一方、歳の近い大学生や専門学生は、“生(なま)”のまま話してくれます。もちろん卒業生の話を聞く機会は設けているのですが、どうしても内輪向けになってしまいます。外から来た人たちの話を聞いて、いろいろなことを感じてもらいたかった。だから、「これはいい!」と思って飛びついたんです。
A.2014年12月に、まずは進路意欲を高めるため1年生へ「カタリ場」を行ってもらいました。翌年の5月には、2年生に「キャリア・リテラシー」と言って、具体的に進路選択について考えさせるプログラムを実施してもらいました。「総合的な学習の時間」に「ロングホームルーム(LHR)」を加えて、時間をとりましたね。
2年生への授業は遠くから見ていたのですが、生徒たちの目線の強さが印象的でしたね。説明なさっている方々を、真剣に見ていました。私たちも教壇に立って目線を意識しながら授業をしているのですが、あそこまで強い視線はそうは感じないです。教室で受ける通常の授業と違って、興味・期待感をもって参加している。あの授業の場合は、「私と同じなんだ」「俺と同じような思いを、悩みを持っているんだ」と、同調意識ですかね、気持ちを共有するという点で、ものすごく目線が強かったんですよ。
A.1年次に行った1回目の「カタリ場」の後は、進路への関心が高まって、行動が変わった様子が確実に見られましたよ。進路室前の廊下の壁に、現3年生が進む指定校の大学や専門学校の名前を貼り出しているんですね。今までは、2年生のうちに見ている生徒はあまりいなくて、早くてもせいぜい3学期にならないと見ていなかった。今は、2年生の初めの頃から見ています。
進路資料室に出たり入ったりしている生徒もいるし、休み時間に進路のことを話す生徒もいると、担任の教員からも聞きました。12月という時期も、タイムリーでした。夏休みが明けて進路を考え始めて、ところが秋の文化祭で進路への意識が薄れるので、そこでもう一回カタリバさんが入る。
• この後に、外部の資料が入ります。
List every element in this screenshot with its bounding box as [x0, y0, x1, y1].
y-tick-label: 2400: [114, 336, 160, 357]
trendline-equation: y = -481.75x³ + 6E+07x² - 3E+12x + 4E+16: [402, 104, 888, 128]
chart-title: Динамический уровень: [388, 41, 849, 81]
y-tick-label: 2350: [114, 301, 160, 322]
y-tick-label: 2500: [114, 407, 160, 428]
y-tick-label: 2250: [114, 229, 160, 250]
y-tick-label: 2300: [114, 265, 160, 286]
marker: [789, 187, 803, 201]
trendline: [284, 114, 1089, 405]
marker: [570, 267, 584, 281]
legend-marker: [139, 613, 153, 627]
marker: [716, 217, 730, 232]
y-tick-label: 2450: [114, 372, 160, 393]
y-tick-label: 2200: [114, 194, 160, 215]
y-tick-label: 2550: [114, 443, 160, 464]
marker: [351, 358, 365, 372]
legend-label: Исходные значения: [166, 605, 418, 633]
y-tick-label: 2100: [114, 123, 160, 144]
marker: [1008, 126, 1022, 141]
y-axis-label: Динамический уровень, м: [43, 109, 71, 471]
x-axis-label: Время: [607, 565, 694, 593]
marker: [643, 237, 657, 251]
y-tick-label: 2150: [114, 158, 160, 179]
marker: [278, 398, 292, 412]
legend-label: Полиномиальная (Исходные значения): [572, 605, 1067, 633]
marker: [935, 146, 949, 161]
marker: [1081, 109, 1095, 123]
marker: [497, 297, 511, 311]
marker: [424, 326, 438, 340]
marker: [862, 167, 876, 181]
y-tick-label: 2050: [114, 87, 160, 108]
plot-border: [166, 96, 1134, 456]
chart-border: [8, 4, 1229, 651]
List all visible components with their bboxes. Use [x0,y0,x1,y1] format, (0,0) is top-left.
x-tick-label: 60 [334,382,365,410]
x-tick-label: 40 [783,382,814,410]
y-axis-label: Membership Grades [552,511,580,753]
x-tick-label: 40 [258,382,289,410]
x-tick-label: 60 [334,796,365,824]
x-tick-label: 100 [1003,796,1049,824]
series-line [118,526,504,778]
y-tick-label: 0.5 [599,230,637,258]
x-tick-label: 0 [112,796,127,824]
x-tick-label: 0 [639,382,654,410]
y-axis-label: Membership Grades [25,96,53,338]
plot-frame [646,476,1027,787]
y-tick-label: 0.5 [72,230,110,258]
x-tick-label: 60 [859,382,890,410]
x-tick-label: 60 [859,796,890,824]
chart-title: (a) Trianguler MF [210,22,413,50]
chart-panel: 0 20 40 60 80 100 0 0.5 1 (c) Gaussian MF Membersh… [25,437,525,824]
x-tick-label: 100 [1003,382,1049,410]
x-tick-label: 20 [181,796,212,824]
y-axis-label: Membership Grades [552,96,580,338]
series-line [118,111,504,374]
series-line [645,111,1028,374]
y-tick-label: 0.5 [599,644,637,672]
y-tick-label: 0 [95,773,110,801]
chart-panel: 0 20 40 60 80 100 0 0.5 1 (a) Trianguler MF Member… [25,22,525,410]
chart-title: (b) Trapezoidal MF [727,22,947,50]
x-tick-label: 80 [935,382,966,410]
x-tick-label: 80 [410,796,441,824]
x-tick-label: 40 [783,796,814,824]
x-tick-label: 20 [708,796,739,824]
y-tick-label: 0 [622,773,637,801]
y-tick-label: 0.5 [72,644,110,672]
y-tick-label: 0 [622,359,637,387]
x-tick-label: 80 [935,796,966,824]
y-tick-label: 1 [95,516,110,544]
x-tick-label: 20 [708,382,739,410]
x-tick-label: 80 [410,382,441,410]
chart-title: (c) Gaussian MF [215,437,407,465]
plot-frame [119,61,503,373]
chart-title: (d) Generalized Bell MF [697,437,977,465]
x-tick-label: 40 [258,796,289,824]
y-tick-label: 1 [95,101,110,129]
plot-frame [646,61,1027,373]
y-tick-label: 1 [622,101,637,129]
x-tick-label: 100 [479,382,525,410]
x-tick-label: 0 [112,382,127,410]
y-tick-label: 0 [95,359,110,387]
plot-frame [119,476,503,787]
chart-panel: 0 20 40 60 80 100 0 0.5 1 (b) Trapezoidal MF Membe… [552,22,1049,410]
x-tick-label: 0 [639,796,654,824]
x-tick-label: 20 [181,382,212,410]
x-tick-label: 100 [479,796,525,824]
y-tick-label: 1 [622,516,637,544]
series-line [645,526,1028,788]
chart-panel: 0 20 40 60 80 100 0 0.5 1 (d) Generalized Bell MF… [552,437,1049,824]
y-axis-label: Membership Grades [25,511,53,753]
生徒の意識を「掘り起こす」「戻す」ことができてよかったですね。
2回目の、2年次に行った「キャリア・リテラシー」の後には、話を聞く姿勢が変わりました。カタリバの他にも、外部から来られた方の話を聞く機会を用意しているのですが、メモを取ったり質問したりと真剣に聞くようになりました。なかには、自分から身を乗り出して写真を撮りにいく生徒もいましたよ。これまでは教員がお膳立てしても、生徒たちは「じゃあ来たから、話を聞こうかな」というスタンスだったんですよ。でも、カタリバさんは身近な話をしてくれたので、外部の方の話を聞く価値を生徒も実感できたのかもしれません。生徒が関心をもってくれているので、進路指導もやりやすくなりました。ただ、タイミングをはかって導入しないと、カタリバの授業だけが浮いてしまって、効果が上がらない危険性もあると思います。
A.これまでのキャリア教育は、横(学年単位)での取り組みでした。これからは、縦(1年〜3年)のまとまりとして、活動時間を設けられたらいいなと思っています。たとえば、3年生が1年生に自らの経験を共有できるような場をつくりたい。会社に入れば“上下関係”の中で生きていくけど、学校では“横の関係”ばかりが意識されてしまいます。だから、学校でも縦の関係をもっとつくれる機会をつくりたいです。生徒同士の関係性には、男女の差もあるので難しいのですが、男女関係なくしっかりと共同できるようになってほしいです。
カタリバは、費用がどうしてもかかってしまうので、公立高校ということもあり導入にハードルもあります。もっと回数を多く、実施する機会を設けたいのですが・・
脚色した話や取り繕った話なら、我々教員の側でも、説明会や講演で数多く機会を設けています。ただ、“生の”声をそのまま伝えてくれるのは、カタリバさんしかいない。だから、もっとプログラムを取り入れていきたいと思っています。